Abstract

WTO trade negotiations on market access follow the MFN treatment. However, an increasing share of trade falls under preferential regimes. For agriculture, trade liberalization analyses have showed that the impact on developing countries (DC) is not uniform, partly from omitting preferences. In this paper, we examine whether preference-recipient DC benefit more from across the board tariff cuts than from preferences. We employ a global CGE model with detailed preference-inclusive tariff database to examine the differential impact of trade liberalization on DC subject to preferences versus MFN-based market access. We focus on the European Union- the world largest preferences provider- and run two experiments of tariff cuts by the EU: a 50% across-the-board MFN tariff cut on agricultural products with or without comparable preferential tariff cuts. Results show that EU preferences confer a market access advantage for beneficiary countries, especially the Least Developed and ACP countries, which is eroded under MFN tariff cuts.

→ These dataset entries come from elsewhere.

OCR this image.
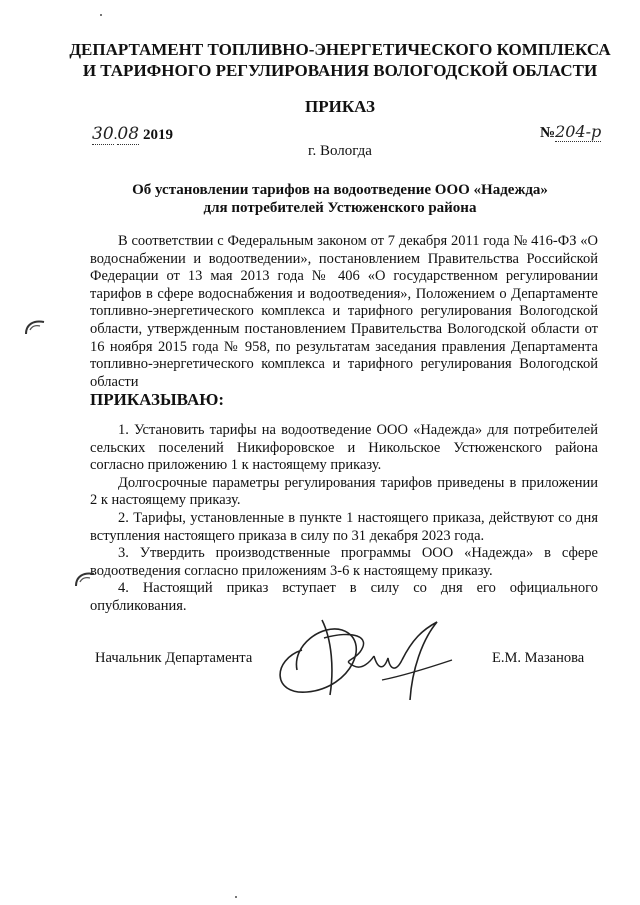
ДЕПАРТАМЕНТ ТОПЛИВНО-ЭНЕРГЕТИЧЕСКОГО КОМПЛЕКСА
И ТАРИФНОГО РЕГУЛИРОВАНИЯ ВОЛОГОДСКОЙ ОБЛАСТИ
ПРИКАЗ
30.08 2019	№204-р
г. Вологда
Об установлении тарифов на водоотведение ООО «Надежда»
для потребителей Устюженского района

В соответствии с Федеральным законом от 7 декабря 2011 года № 416-ФЗ «О водоснабжении и водоотведении», постановлением Правительства Российской Федерации от 13 мая 2013 года № 406 «О государственном регулировании тарифов в сфере водоснабжения и водоотведения», Положением о Департаменте топливно-энергетического комплекса и тарифного регулирования Вологодской области, утвержденным постановлением Правительства Вологодской области от 16 ноября 2015 года № 958, по результатам заседания правления Департамента топливно-энергетического комплекса и тарифного регулирования Вологодской области

ПРИКАЗЫВАЮ:

1. Установить тарифы на водоотведение ООО «Надежда» для потребителей сельских поселений Никифоровское и Никольское Устюженского района согласно приложению 1 к настоящему приказу.

Долгосрочные параметры регулирования тарифов приведены в приложении 2 к настоящему приказу.

2. Тарифы, установленные в пункте 1 настоящего приказа, действуют со дня вступления настоящего приказа в силу по 31 декабря 2023 года.

3. Утвердить производственные программы ООО «Надежда» в сфере водоотведения согласно приложениям 3-6 к настоящему приказу.

4. Настоящий приказ вступает в силу со дня его официального опубликования.

Начальник Департамента	Е.М. Мазанова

A combination of across-the-board MFN and preferential tariff cuts (to preserve margins of preference) enable some but not all preferential partners to preserve or increase its trade with the EU. Moreover, the composition of trade changes and the magnitude of trade loss will vary between partners and products and depends on the specifics of the preferential regime. As a follow up to the present study, we will further examine trade and welfare impacts in the case of select key agricultural products subject to tariff preferences within preferential quotas or tariff-rate quotas.